Passé le premier plan qui augurait une possible singularité, je me suis demandé s’il y avait là une ambition formelle autre qu’un « film de groupe » (A Talking Heads Film, dit le générique d’ouverture) correctement exécuté par Jonathan Demme et destiné aux inconditionnels de Byrne et sa bande. La mise en scène semble s’aligner sur la scénographie du concert, qui suggère, à travers l’installation progressive des instruments et des artistes, une sorte d’évolution musicale du groupe, du post-punk déluré de leur premier tube (Psycho Killer) à sa fusion achevée avec le funk et l’afrobeat dans la version live démente de Burning Down the House, leur tube au moment du film.
Dans cette optique, le film ne peut que mettre David Byrne au centre des plans et donc de l’attention. Dès son entrée sur scène on soupçonne son excès d’apprêt d’être parodique : sa chemise intégralement boutonnée indique une possible ironie, différenciant ce costard-ci du costard sérieux d’un Sinatra par exemple. Plus tard, il apparaîtra en costume beaucoup trop large, dissipant tout doute sur la dimension dérisoire de son vêtement. Cette ironie distinctive, typique d’un certain rock de cette période, rompt avec le principe roturier du look comme simple indice sur les sonorités d’un artiste ou son positionnement : cheveux longs et chemise ouverte pour demi-dieux à la Robert Plant ou Jim Morrison, cuir et vêtements noirs pour le hard rock et le métal, même les punks en restaient à un premier degré du signe avec leurs crêtes et t-shirts en sale état. Mais cette parodie du signe n’en reste pas moins un signe, qu’on finit par associer au rock narquois ou loufoque des Talking Heads ou de Devo. Au fur et à mesure du premier concert, on voit comment un premier degré de la musique et de la performance scénique reprend le dessus. Byrne, totalement décoiffé, enlève sa veste et déboutonne sa chemise couverte de sueur. On voit moins l’excentricité affichée (et réelle) que le performeur hors-norme qu’il fut, on voit ce que la musique fait réellement à son corps.

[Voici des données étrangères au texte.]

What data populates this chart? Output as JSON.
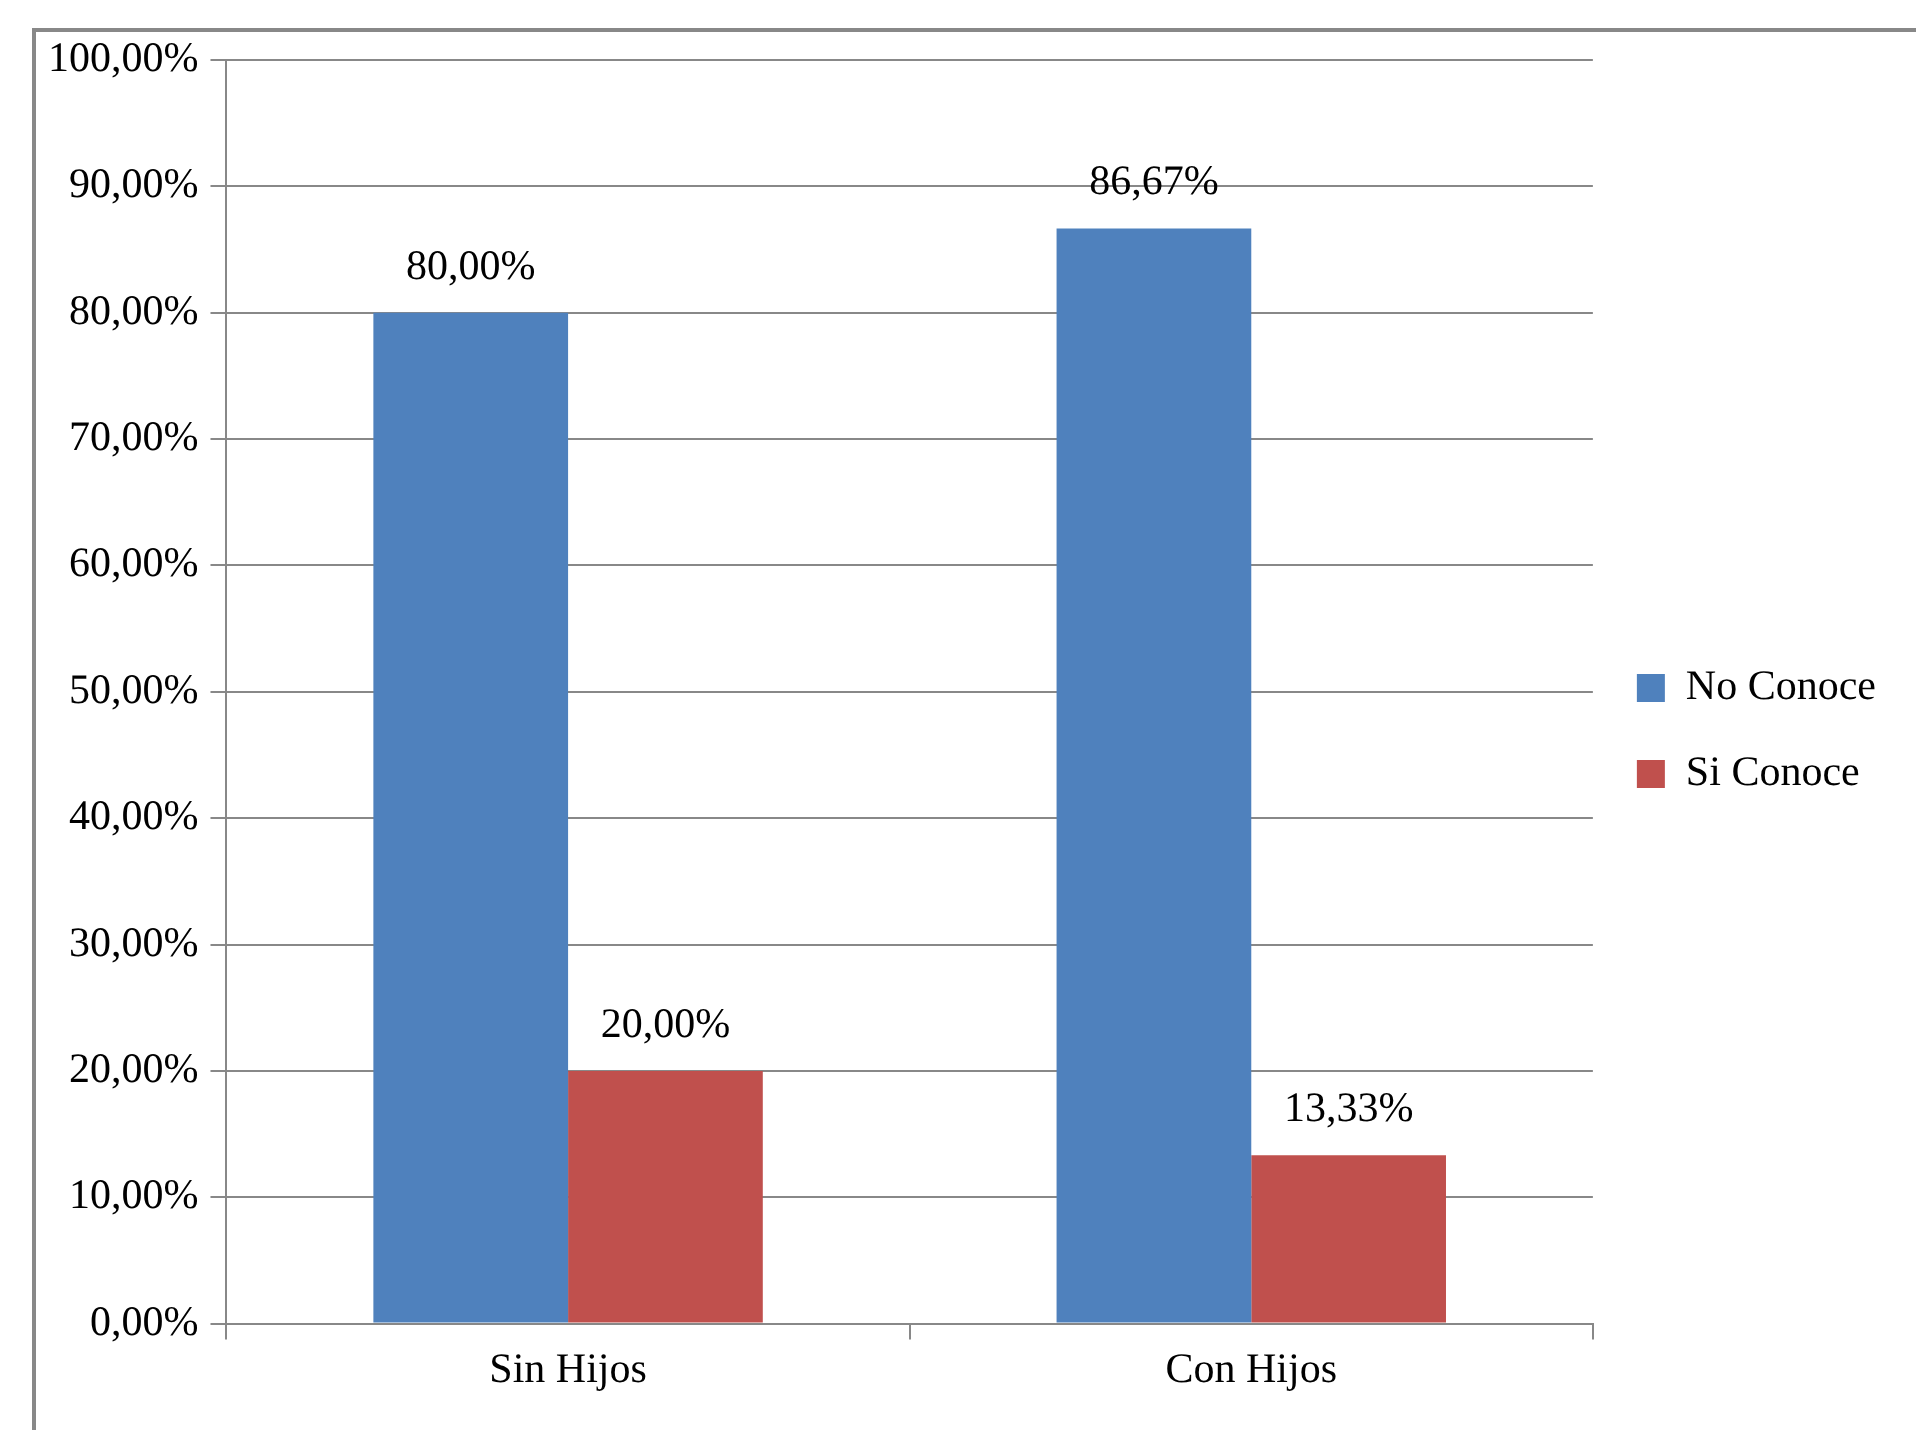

D’un morceau à l’autre – dont il faut souligner au passage la qualité exceptionnelle tout le long du film – le montage donne l’impression de s’ordonner à la structure de chaque chanson. Il semble rendre parfaitement justice aux chorégraphies rigoureuses et déjantés de Byrne. Mais l’art de Jonathan Demme dans ce film est de dérober à ce gigantesque et brillant numéro, par petites touches documentaires, un portrait de groupe dont les corps et les visages sont au sommet de leur joie : un gros plan sur un musicien intensément penché sur son instrument, un moment de pure harmonie le temps d’un zoom arrière pendant le climax de Take me to the river (de mémoire) ou les grands signes envoyés à tout le monde par le percussionniste, débordé par l’euphorie … L’humble et considérable ambition formelle de Demme est là : restituer une joie qui achève de nous convaincre, le temps du film, qu’il ne peut y avoir plus belle musique au monde que celle-là.